Tips & Tricks

The end of third-party cookies does not mean the end of tracking

The need for true end-user consent to process personal data will remain long after third party cookies and the technologies replacing them.
Google announced in early 2020 that they will stop the use of third-party cookies in Chrome before 2022, joining a growing list of browsers stopping with the notorious tracking technology.
What are the implications around the end of third-party cookies in Chrome, the misunderstandings, and why consent is the platform for compliant tracking now and in the future.

Google killing third-party cookies in Chrome and what this means for your website.

Let’s make no mistake: 

  1. The end of third-party cookies is not the end of tracking.
  2. Google ending Chrome’s support of third-party cookies is also not the end of tracking in Chrome.

Third-party cookies are not the only technology used for persistent and pervasive tracking of users across the Internet, and it won’t be the last either.

Existing technologies that can track users just like third-party cookies include:

  • Local Storage
  • IndexedDB
  • Web SQL
  • and any other technology that makes it possible to save data on a user’s device from browsers (as cookies do).

Safari and third-party cookies

Other browsers like Safari have been blocking third-party cookies for years, and we’ve seen repeatedly that trackers simply resort to workarounds, other methods and new technologies that make them able to track users just the same.

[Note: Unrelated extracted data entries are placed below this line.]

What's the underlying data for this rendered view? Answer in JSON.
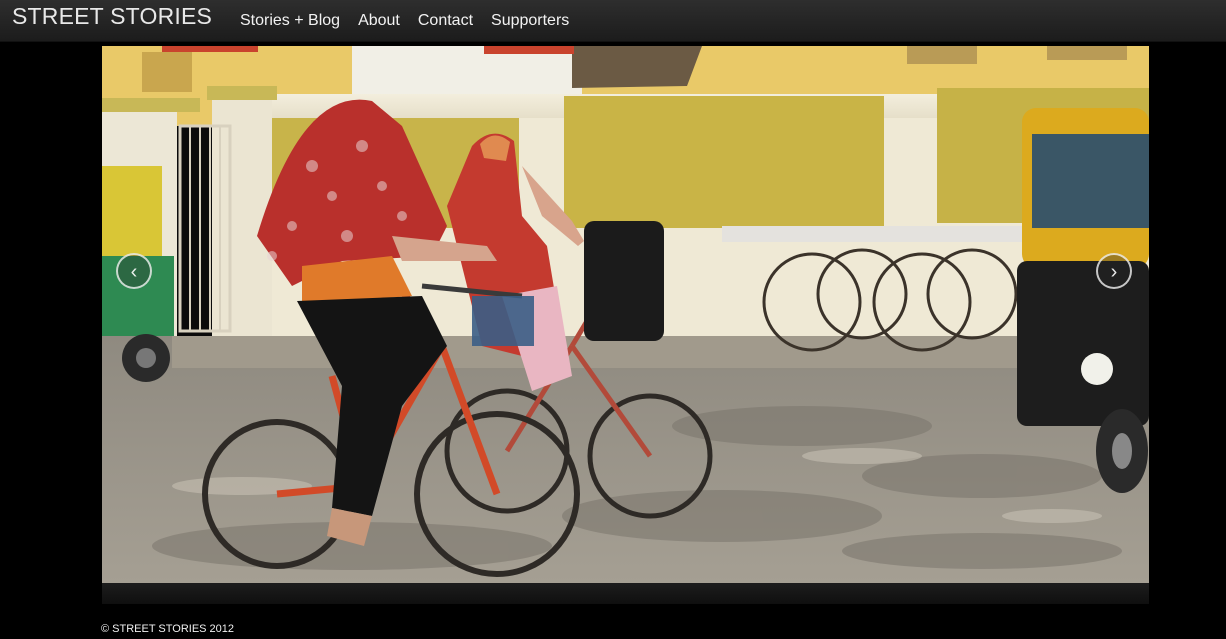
{
  "site": {
    "brand": "STREET STORIES"
  },
  "nav": {
    "items": [
      {
        "label": "Stories + Blog"
      },
      {
        "label": "About"
      },
      {
        "label": "Contact"
      },
      {
        "label": "Supporters"
      }
    ]
  },
  "slideshow": {
    "prev_glyph": "‹",
    "next_glyph": "›",
    "prev_icon": "chevron-left-icon",
    "next_icon": "chevron-right-icon"
  },
  "footer": {
    "copyright": "© STREET STORIES 2012"
  },
  "colors": {
    "background": "#000000",
    "navbar": "#262626",
    "text": "#f2f2f2"
  }
}
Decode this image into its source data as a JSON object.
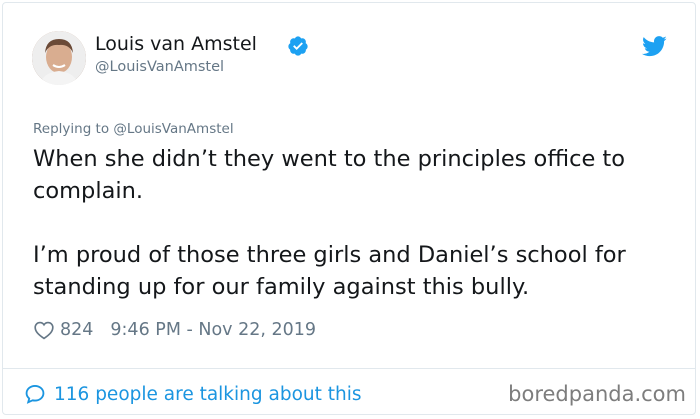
{
  "author": {
    "display_name": "Louis van Amstel",
    "handle": "@LouisVanAmstel",
    "verified": true
  },
  "reply": {
    "prefix": "Replying to",
    "mention": "@LouisVanAmstel"
  },
  "tweet": {
    "paragraph_1": "When she didn’t they went to the principles office to complain.",
    "paragraph_2": "I’m proud of those three girls and Daniel’s school for standing up for our family against this bully."
  },
  "meta": {
    "like_count": "824",
    "timestamp": "9:46 PM - Nov 22, 2019"
  },
  "footer": {
    "talking_label": "116 people are talking about this"
  },
  "watermark": "boredpanda.com",
  "colors": {
    "twitter_blue": "#1da1f2",
    "link_blue": "#1b95e0",
    "secondary_text": "#657786",
    "primary_text": "#14171a",
    "border": "#e1e8ed"
  },
  "icons": {
    "verified": "verified-badge-icon",
    "bird": "twitter-bird-icon",
    "like": "heart-outline-icon",
    "talking": "speech-bubble-icon"
  }
}
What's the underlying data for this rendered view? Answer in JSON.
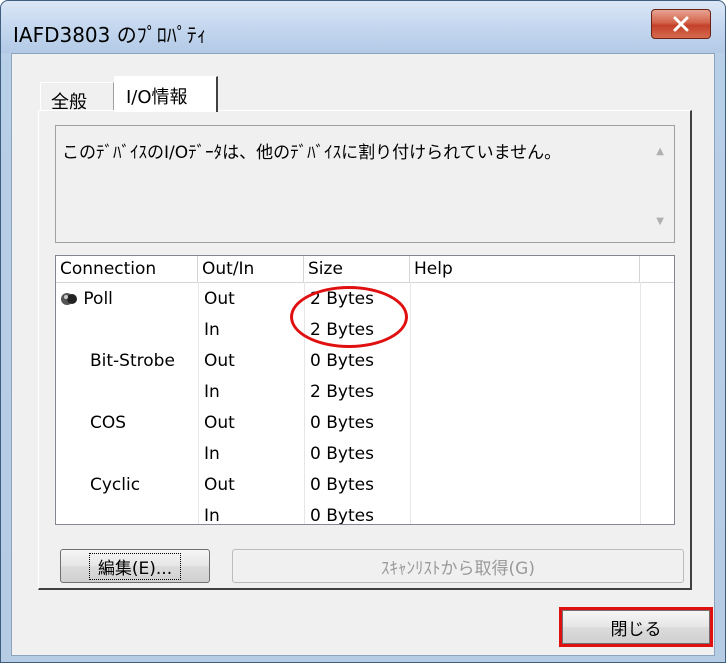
{
  "window": {
    "title": "IAFD3803 のﾌﾟﾛﾊﾟﾃｨ"
  },
  "tabs": [
    {
      "label": "全般",
      "selected": false
    },
    {
      "label": "I/O情報",
      "selected": true
    }
  ],
  "description": "このﾃﾞﾊﾞｲｽのI/Oﾃﾞｰﾀは、他のﾃﾞﾊﾞｲｽに割り付けられていません。",
  "table": {
    "columns": [
      "Connection",
      "Out/In",
      "Size",
      "Help"
    ],
    "rows": [
      {
        "connection": "Poll",
        "dir": "Out",
        "size": "2 Bytes",
        "help": ""
      },
      {
        "connection": "",
        "dir": "In",
        "size": "2 Bytes",
        "help": ""
      },
      {
        "connection": "Bit-Strobe",
        "dir": "Out",
        "size": "0 Bytes",
        "help": ""
      },
      {
        "connection": "",
        "dir": "In",
        "size": "2 Bytes",
        "help": ""
      },
      {
        "connection": "COS",
        "dir": "Out",
        "size": "0 Bytes",
        "help": ""
      },
      {
        "connection": "",
        "dir": "In",
        "size": "0 Bytes",
        "help": ""
      },
      {
        "connection": "Cyclic",
        "dir": "Out",
        "size": "0 Bytes",
        "help": ""
      },
      {
        "connection": "",
        "dir": "In",
        "size": "0 Bytes",
        "help": ""
      }
    ]
  },
  "buttons": {
    "edit": "編集(E)...",
    "scan": "ｽｷｬﾝﾘｽﾄから取得(G)",
    "close": "閉じる"
  },
  "colors": {
    "highlight": "#e01010"
  },
  "icons": {
    "close": "close-icon",
    "connection": "connection-icon"
  }
}
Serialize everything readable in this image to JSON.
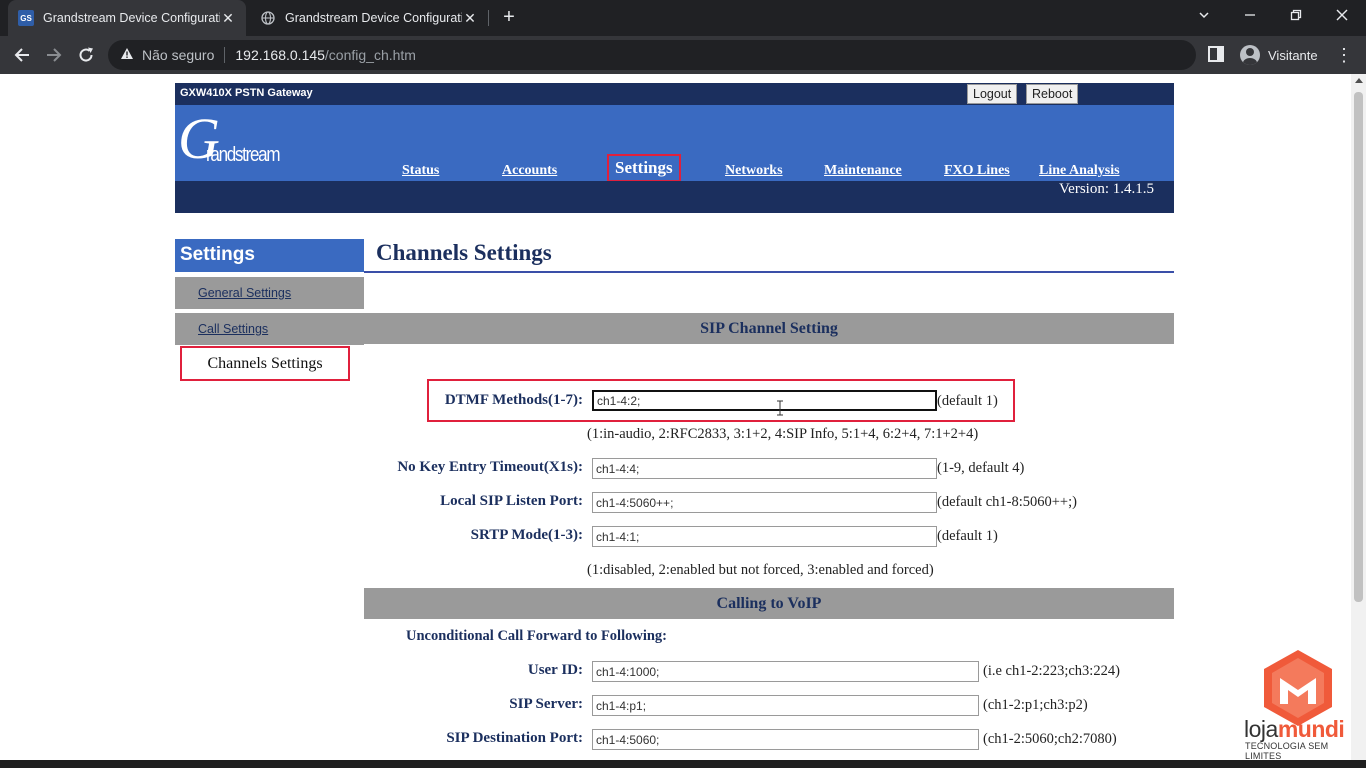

If you want to learn more about third-party tracking on EU government and health websites, you can refer to this article from Cookiebot from 2019. It revealed that Facebook bypassed third-party cookies by instead using first-party cookies combined with a pixel tracker to ensure continued, unconsented surveillance of EU citizens.

First-party cookies will still function by default in browsers that block third-party cookies (also in Google Chrome), and they will continue to require consent in most cases, unless the purpose of a cookie is ‘strictly necessary’ to the basic operation of a website. Google’s plan to phase out third-party cookies in Chrome is part of a larger strategy of creating a privacy sandbox with open standards for tracking users while protecting their privacy (e.g. through new browser APIs like “trust tokens”).

Tracking technologies are changing, but data protection laws require the same: end-user consent.

Some of these new standards are likely to strengthen tracking, since the new technologies (like trust tokens) will ensure an even greater level of certainty around reidentification of users. It will help to fix issues in tracking precision and ad fraud by bots that remain two major headaches for the adtech industry today.

Determining a user’s identity

There are numerous ways for trackers to determine a user’s identity across sites. Unless Chrome and other browsers not only discontinue support of third party cookies, but also of any other kind of similar tracking techniques, trust tokens will most likely not provide a greater level of privacy protection. It will benefit the AdTech industry.